Serving as a customer contact point as well as a platform for sales and marketing, the call center can use technology to simultaneously reach new customers and service existing ones.
Regardless of the utility’s size, every center has abandoned calls which are expensive, not only in terms of network costs and the cost of a callback but also in terms of the cost of not resolving the customer’s problem in one call.
To help reduce frustration in unusually high call-volume periods, dynamic announcements can be used to give callers a feeling that they are progressing and that their wait is diminishing.
Utilities’ customer service centers can offer callers the option of receiving a callback within a specified period if customer service representatives are not able to answer calls within a reasonable amount of time. Messages left by callers can be automatically sent to CSRs or retrieved by them when they are available, thereby off-loading the call volume to non-peak periods.
Traditional utility industry customer service centers are designed to receive incoming calls or place outbound calls, but the two functions can be “blended” to increase productivity and generate additional revenue. Technology is available that allows representatives who typically answer incoming calls to place outbound sales calls during low-volume periods. On the other hand, agents who normally make outbound calls can answer inbound customer-service calls during high-volume periods such as when inclement weather causes a widespread service disruption.
Reduce Network Expenses
By controlling and reducing a network services investment, the company obtains significant gains.
An incoming call can wait on the network in order to buy some extra time for a representative to become available without incurring 800 charges. The delay is generally set by a selected number of seconds of wait time if all agents are busy. Rather than immediately hearing a delay announcement, the caller will hear one, two, or three rings from the network while searching for an available CSR or before routing the call to a delay announcement.
During busy periods, a call center can refuse an incoming call by sending a busy signal to the network to alleviate network costs. Even if calls are abandoned or callers wait for a considerable duration, call centers unfortunately have to pay for network time.
A great way to reduce call center costs is to route calls that are repetitive in nature, (i.e. billing address, requests for rates, or payment options) to an information-only announcement, thereby saving the toll-free expenses as well as agent time.
Valuable agent time is often spent transferring callers to the correct group or department. This time could be better used by directing calls based on the agent’s skill set, reducing the costs associated with waiting.
When a caller inputs data through his or her keypad, the call is routed to the appropriate resource or department based on that information (i.e. “press 1 for sales or 2 for service”), saving both agent and network time.
Using data entered by the caller via the touchtone phone, such as an account number, the automatic call distributor can contact the data system to perform a database look up and determine how to best route and prioritize the call, lowering both agent and network time required for the call.
Data provided by the network via Dialed Number Identification Service or Automatic Number Identification, akin to caller ID, can be used by the ACD to either route the call to the correct resource or dictate which prompts a caller should hear when combined with Caller Directed Call Routing.
Reduce Call Set-Up Time
When an agent receives information about the call and caller prior to answering, call set-up time is significantly reduced and agent productivity is increased.

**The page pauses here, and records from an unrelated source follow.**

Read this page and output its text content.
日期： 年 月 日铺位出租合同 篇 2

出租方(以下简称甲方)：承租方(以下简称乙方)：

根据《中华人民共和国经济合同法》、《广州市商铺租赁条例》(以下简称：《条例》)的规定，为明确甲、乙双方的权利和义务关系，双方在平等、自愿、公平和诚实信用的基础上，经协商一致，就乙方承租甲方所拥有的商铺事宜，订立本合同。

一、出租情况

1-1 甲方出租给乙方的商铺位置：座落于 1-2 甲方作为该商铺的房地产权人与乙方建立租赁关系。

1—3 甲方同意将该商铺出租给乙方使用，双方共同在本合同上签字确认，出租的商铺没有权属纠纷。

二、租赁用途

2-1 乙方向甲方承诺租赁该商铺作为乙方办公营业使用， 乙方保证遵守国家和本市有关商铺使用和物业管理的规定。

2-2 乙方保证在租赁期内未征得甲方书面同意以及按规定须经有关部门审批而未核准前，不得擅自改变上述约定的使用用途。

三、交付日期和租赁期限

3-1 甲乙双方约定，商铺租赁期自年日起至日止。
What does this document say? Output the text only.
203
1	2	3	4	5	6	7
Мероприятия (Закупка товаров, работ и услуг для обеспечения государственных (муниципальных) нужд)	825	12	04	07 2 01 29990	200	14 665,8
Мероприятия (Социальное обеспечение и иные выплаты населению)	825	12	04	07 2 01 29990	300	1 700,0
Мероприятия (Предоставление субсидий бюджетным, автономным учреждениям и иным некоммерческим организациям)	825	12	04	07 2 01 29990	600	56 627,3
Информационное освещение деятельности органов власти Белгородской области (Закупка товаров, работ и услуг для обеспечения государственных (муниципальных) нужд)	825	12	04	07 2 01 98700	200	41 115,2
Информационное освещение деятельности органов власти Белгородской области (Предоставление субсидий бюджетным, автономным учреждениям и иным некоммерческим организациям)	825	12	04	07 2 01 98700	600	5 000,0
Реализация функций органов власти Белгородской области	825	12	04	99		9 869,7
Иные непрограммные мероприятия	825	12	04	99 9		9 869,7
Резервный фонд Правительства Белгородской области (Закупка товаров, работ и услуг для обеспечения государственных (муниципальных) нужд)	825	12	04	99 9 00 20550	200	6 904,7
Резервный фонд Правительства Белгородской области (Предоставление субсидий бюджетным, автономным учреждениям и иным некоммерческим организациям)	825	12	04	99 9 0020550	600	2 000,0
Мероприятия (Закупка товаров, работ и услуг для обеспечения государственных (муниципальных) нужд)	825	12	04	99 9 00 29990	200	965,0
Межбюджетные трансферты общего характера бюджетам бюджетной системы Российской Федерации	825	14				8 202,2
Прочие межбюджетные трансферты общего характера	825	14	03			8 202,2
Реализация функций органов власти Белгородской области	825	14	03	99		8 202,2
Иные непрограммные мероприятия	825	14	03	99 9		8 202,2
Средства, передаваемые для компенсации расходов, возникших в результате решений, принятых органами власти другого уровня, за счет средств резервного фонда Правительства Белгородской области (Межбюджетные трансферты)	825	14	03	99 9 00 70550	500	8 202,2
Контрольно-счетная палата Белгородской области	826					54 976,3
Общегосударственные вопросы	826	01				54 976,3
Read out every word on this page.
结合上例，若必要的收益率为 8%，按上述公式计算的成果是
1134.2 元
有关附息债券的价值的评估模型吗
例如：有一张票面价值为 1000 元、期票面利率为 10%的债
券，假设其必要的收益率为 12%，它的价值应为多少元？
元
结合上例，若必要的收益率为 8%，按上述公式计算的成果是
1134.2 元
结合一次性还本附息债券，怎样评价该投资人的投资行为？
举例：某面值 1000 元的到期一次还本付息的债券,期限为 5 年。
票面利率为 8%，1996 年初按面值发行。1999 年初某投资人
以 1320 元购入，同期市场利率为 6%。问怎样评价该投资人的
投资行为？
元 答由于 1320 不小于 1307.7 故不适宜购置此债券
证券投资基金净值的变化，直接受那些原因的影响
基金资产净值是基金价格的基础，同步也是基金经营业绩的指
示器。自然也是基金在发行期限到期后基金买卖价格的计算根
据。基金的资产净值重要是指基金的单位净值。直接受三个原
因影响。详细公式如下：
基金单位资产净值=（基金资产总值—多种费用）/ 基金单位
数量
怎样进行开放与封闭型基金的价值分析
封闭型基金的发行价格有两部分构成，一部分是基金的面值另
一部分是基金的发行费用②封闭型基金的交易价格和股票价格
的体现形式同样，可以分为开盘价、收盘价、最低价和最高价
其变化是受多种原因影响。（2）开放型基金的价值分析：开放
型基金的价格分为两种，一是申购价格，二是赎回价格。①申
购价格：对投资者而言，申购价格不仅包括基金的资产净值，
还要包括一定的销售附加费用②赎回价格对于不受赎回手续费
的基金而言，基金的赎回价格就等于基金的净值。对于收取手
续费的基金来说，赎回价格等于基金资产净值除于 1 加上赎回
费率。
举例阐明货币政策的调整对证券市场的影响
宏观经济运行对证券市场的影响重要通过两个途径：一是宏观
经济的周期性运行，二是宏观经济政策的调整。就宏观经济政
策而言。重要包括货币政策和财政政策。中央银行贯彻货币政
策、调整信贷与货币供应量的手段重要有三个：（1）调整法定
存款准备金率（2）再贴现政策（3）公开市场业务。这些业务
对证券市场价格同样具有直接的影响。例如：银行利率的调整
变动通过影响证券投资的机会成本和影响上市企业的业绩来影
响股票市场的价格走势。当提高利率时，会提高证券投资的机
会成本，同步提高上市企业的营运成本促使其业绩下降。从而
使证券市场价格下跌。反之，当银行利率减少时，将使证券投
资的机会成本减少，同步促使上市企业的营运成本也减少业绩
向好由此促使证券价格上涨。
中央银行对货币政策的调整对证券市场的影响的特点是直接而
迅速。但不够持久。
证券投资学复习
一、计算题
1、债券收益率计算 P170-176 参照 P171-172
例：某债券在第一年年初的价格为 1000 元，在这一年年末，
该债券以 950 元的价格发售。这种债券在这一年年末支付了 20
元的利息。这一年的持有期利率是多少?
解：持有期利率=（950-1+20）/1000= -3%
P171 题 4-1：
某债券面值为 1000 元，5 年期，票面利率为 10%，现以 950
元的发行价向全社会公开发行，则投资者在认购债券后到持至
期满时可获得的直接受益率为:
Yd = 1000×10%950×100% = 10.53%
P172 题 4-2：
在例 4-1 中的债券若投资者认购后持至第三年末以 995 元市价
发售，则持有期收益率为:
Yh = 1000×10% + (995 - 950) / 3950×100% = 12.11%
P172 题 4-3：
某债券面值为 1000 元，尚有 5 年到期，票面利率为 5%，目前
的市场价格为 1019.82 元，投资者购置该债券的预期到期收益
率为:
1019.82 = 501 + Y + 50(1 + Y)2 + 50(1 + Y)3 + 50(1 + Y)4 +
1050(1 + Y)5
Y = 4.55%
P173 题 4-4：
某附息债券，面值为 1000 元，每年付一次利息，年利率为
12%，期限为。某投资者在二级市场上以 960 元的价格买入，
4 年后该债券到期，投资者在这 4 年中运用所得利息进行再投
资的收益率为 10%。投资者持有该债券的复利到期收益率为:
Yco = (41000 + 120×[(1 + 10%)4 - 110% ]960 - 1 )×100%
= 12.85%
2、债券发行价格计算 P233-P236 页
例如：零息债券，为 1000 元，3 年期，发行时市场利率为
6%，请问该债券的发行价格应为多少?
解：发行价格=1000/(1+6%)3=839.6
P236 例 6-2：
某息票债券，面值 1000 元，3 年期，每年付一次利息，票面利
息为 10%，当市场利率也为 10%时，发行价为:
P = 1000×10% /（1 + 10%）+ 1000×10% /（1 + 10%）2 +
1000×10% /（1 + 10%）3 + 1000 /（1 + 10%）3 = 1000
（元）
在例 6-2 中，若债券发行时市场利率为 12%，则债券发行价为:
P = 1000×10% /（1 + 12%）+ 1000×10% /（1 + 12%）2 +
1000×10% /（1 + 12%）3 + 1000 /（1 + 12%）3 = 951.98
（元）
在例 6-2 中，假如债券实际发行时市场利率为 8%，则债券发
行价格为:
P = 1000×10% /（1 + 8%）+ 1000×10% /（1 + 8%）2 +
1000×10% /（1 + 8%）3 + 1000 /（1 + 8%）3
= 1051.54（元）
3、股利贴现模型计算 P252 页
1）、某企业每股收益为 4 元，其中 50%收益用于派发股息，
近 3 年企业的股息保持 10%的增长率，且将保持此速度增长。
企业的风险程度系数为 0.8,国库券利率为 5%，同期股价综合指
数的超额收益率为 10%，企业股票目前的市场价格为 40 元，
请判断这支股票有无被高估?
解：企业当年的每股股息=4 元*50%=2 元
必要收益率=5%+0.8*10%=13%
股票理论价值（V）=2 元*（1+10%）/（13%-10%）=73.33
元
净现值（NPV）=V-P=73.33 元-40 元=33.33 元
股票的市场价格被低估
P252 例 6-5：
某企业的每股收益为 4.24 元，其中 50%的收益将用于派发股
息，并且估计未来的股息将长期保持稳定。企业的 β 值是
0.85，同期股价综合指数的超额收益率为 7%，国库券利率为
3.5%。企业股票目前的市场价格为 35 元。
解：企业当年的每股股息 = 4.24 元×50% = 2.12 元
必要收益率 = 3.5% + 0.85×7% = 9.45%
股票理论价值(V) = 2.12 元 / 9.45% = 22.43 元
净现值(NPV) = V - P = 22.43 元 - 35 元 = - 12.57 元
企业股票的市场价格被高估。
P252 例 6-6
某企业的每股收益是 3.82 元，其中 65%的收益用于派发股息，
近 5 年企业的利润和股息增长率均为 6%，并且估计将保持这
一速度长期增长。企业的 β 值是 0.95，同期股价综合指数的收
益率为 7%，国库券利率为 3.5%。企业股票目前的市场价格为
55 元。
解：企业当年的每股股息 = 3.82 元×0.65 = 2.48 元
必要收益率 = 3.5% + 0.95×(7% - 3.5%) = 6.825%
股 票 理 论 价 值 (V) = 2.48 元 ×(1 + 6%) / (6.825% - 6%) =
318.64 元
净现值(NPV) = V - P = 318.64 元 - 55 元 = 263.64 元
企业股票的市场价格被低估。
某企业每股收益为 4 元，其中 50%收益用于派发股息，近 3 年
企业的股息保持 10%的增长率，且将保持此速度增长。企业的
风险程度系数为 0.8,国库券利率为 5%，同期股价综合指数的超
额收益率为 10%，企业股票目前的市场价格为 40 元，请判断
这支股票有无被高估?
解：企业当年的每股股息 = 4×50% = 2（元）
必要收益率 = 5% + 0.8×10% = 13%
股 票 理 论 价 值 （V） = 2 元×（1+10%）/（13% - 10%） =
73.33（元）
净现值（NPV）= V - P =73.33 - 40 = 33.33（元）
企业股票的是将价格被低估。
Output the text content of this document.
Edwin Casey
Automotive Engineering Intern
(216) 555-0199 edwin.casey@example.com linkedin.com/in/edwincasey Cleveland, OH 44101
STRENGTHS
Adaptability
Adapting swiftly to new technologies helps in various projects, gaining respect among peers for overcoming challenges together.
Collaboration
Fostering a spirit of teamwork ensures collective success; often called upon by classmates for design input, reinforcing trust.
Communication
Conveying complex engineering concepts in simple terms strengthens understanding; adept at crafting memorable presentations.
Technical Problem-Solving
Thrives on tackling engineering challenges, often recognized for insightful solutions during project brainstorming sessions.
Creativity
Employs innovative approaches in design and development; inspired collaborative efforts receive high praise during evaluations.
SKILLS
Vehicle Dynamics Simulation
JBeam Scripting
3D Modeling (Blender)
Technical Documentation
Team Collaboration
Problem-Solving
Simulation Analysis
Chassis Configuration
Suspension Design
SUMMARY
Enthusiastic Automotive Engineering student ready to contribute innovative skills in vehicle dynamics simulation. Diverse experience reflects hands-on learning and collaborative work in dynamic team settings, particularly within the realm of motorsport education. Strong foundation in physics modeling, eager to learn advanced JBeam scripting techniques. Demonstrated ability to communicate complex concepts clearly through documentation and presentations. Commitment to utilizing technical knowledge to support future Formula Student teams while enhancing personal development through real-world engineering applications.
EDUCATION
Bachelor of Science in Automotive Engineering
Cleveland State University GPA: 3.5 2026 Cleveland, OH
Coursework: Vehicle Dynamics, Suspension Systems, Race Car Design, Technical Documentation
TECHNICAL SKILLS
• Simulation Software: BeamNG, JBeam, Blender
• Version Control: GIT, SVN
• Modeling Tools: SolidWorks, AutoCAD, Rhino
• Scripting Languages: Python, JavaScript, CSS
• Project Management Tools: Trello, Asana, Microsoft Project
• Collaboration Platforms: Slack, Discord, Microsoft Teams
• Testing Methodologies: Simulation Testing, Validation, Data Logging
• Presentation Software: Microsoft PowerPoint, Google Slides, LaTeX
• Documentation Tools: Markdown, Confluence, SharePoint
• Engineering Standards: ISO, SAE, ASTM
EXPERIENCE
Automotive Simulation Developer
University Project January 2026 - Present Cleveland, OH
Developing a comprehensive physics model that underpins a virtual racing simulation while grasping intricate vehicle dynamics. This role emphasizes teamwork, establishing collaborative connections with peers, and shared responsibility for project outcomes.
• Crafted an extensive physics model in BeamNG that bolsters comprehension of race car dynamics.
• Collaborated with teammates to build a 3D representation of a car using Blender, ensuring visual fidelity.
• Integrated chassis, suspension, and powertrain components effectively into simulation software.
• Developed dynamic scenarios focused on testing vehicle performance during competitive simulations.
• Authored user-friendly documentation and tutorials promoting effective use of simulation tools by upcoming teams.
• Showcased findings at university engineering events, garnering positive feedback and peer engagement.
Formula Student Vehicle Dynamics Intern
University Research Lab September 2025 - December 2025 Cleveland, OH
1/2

Information collected about the caller through call routing can be sent to a host data system for validation and searching. The ACD and the host data system can then synchronize the arrival of the call and the data screen to the agent. The data collection process is done while the caller is waiting, resulting in more prepared and productive agents.
The more information about the call type or call origin that can be provided automatically to each agent prior to call delivery, the more efficient the call can be handled. Call-type information can be provided in audio or visual format. The display on the agent telephone also can be used to present information entered by the caller such as an account number. The representative can use this data to begin retrieving the data screen while greeting the caller.
Technology-enabled benefits enhance the performance of every agent, resulting in massive improvements throughout the call center. Technology allows more calls to be answered and significantly improves the call center’s productivity, creating benefits for agents, customers and ultimately the company.
Utilities foreseeing a fierce competitive climate are upgrading their call center technology to support aggressive customer service efforts now and in the future. Collectively, these technology-enabled benefits can bring quantifiable advantages to the bottom line and thereby simplify the cost justification process.